Thursday, November 4 at 5:04pm
The idea of architecture, or the building itself, as simply one moment in a continuum of events related to a particular enterprise is fascinating.
When we consider the material/matter/atoms in this context we see several streams that follow different time frames.
For example, if we consider the continuum of matter/energy for a given enterprise, we have the people, with a set lifespan, the physical material, with its own lifespan, and, say, programs, or practices, with its own unique lifespan.
While the human body has a fairly short lifespan in the scheme of these other moving parts, the material of the building will persist, ideally, long after the people using it are gone. And so too, presumably, will the traditions associated with the institution persist well beyond the occupants.
In this context we can perhaps begin to understand the different focus of each discipline. Architects necessarily think longer term than the people running the organization at a given time because what they’re building will be there for a lot longer.
What if the people running the institutions had a lifespan as long as the buildings they commission?
Thursday, November 4 at 10:33pm




E Howard
Land Use Planner
1
I came to my profession from interdisciplinary programs, and most of my academic training was not in traditional planning mold. One thing that strikes me about my field is that given that it’s relatively small, and given that it’s fairly concrete, there are still a number of schisms that animate our overall perspectives. Many of my colleagues have overlapping training in some other discipline: planner/architect or landscape architect is common as are lawyer/planners and politician/planners. Some of us are disciples of complete streets, some form-based codes. In addition, the tools of the trade themselves differ person to person. While there may be basic topics and theories, some of my colleagues are trained in GIS platforms, some are LEED certified, some can use CAD software.
Overall I think it’s important to adopt a viewpoint. It’s important to identify with a field and a theoretical stand and know that field’s arguments and history, to say, “this is who I am, this is the central core of the work we do.” And to do that you need to devote a certain level of study or apprenticeship, a certain submmersion into that particular world. You need to be of something, enough to know it.
However, to be competitive, one cannot become isolated. Everyone always needs to have new tricks, new tools, new and flexible ways of bringing value to their work. It’s important to learn more about the ways other related professions orient towards your own. There’s a whole lot of added value in finding niches to occupy.
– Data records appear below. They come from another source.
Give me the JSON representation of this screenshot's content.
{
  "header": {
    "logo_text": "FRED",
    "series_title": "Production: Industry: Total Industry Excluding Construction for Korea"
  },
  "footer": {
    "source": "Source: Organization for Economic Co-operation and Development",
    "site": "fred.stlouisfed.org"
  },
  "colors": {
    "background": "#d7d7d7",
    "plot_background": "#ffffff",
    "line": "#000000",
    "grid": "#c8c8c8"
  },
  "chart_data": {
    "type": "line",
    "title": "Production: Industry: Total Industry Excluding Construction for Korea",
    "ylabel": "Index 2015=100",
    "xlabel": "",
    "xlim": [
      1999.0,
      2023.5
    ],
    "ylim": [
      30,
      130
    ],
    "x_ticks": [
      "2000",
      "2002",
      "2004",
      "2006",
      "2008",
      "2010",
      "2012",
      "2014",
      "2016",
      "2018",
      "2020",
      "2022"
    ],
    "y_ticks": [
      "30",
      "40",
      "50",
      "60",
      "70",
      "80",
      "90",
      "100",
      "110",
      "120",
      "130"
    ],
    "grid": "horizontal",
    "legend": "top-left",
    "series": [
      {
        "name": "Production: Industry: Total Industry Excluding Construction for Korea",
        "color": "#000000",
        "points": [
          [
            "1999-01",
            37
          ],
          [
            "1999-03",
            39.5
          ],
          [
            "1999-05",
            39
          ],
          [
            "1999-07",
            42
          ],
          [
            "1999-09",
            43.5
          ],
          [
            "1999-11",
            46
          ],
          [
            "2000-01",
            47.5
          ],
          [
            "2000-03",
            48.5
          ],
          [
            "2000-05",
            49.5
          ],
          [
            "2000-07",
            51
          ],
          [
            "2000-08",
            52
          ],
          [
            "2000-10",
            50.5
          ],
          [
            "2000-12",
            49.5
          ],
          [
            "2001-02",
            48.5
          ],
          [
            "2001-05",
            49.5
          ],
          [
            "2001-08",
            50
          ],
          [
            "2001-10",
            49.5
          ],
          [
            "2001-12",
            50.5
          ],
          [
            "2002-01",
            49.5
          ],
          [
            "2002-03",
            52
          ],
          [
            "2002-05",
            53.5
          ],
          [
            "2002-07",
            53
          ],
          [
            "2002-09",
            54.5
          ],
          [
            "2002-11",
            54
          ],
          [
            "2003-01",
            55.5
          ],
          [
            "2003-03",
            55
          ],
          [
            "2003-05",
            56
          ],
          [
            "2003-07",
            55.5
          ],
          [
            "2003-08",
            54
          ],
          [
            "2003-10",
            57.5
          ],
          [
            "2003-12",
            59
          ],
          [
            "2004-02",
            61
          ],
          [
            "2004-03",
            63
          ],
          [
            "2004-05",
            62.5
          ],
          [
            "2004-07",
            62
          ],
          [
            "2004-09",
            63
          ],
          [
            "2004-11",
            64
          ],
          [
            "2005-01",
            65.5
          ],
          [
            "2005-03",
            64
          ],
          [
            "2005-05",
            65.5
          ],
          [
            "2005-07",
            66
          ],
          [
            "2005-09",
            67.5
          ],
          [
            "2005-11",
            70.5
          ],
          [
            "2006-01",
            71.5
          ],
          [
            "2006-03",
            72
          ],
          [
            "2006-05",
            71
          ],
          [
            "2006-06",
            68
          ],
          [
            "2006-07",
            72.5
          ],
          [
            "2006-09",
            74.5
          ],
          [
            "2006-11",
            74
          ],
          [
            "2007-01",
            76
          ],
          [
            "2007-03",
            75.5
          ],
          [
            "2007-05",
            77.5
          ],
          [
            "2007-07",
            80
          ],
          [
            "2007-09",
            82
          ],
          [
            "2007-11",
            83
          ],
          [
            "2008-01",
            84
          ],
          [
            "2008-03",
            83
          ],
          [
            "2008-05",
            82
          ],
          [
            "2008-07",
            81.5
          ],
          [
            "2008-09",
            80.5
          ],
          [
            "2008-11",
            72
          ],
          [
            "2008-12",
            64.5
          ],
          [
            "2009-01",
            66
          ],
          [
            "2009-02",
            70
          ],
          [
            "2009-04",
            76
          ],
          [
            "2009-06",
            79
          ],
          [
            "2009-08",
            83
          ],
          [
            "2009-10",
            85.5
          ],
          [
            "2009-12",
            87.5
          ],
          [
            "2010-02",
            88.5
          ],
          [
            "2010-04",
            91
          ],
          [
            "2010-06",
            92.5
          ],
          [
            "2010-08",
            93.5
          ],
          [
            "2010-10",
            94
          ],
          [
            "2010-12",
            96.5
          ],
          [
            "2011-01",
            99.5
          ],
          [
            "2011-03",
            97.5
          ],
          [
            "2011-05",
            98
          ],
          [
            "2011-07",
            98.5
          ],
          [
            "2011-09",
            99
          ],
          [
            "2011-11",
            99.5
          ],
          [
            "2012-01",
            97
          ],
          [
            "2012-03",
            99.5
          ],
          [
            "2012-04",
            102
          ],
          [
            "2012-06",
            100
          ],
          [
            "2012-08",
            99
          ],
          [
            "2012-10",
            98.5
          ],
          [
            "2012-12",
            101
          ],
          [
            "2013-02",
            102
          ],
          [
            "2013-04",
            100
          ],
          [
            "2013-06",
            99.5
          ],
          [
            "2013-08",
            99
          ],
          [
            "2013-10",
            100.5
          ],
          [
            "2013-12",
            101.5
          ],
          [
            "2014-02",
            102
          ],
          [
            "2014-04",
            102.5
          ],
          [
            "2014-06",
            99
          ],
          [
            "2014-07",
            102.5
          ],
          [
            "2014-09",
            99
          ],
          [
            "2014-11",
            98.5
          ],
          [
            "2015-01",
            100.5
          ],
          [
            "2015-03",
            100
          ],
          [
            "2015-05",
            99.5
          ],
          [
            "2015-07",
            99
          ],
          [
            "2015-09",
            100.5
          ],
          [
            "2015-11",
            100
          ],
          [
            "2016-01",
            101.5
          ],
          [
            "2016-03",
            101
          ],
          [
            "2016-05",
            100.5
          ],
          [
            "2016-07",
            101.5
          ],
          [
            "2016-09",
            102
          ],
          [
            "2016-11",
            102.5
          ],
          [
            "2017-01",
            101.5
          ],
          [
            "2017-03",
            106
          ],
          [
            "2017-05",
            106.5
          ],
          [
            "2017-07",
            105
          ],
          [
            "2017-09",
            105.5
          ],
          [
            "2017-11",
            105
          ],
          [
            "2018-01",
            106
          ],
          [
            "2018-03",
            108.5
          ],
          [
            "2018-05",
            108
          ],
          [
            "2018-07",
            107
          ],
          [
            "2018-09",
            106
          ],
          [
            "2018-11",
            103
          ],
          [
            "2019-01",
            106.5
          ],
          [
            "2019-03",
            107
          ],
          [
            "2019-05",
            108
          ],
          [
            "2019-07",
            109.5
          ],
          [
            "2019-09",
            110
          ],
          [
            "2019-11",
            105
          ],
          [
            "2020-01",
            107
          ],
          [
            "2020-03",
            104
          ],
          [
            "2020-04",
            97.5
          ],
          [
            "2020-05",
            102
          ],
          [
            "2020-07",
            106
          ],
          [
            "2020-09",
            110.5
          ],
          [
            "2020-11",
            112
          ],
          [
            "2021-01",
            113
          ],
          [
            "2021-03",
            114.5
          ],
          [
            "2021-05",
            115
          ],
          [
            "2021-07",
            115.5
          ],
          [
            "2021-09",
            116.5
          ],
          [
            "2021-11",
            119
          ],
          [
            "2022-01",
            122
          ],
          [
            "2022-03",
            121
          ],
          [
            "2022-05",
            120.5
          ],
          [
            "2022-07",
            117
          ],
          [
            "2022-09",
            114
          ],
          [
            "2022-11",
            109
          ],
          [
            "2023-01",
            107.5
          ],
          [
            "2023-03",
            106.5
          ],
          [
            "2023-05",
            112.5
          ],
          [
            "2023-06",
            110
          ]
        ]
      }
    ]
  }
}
A Marxist international development professor of mine held that the most important thing a true budding Marxist could do was take an economics class, and take a look at how economists saw the world, learn the language and assumptions that are being made from that side. I later saw that people who crossed that invisible line were the ones who invented new metrics, like the “triple bottom line” to measure the impacts of projects- an idea that told both sides that the other had something to offer.
As a result, I think professionals benefit from some “pure” core ideas in any discipline. These are the basic values and ways of seeing that make that discipline something unique and teachable. But outside of that, I think the emerging value is in creativity and individualization, the creation of certain schools of thought and practice, which are served by mixing together of ideas. We need to learn the rules well enough to creatively defy them.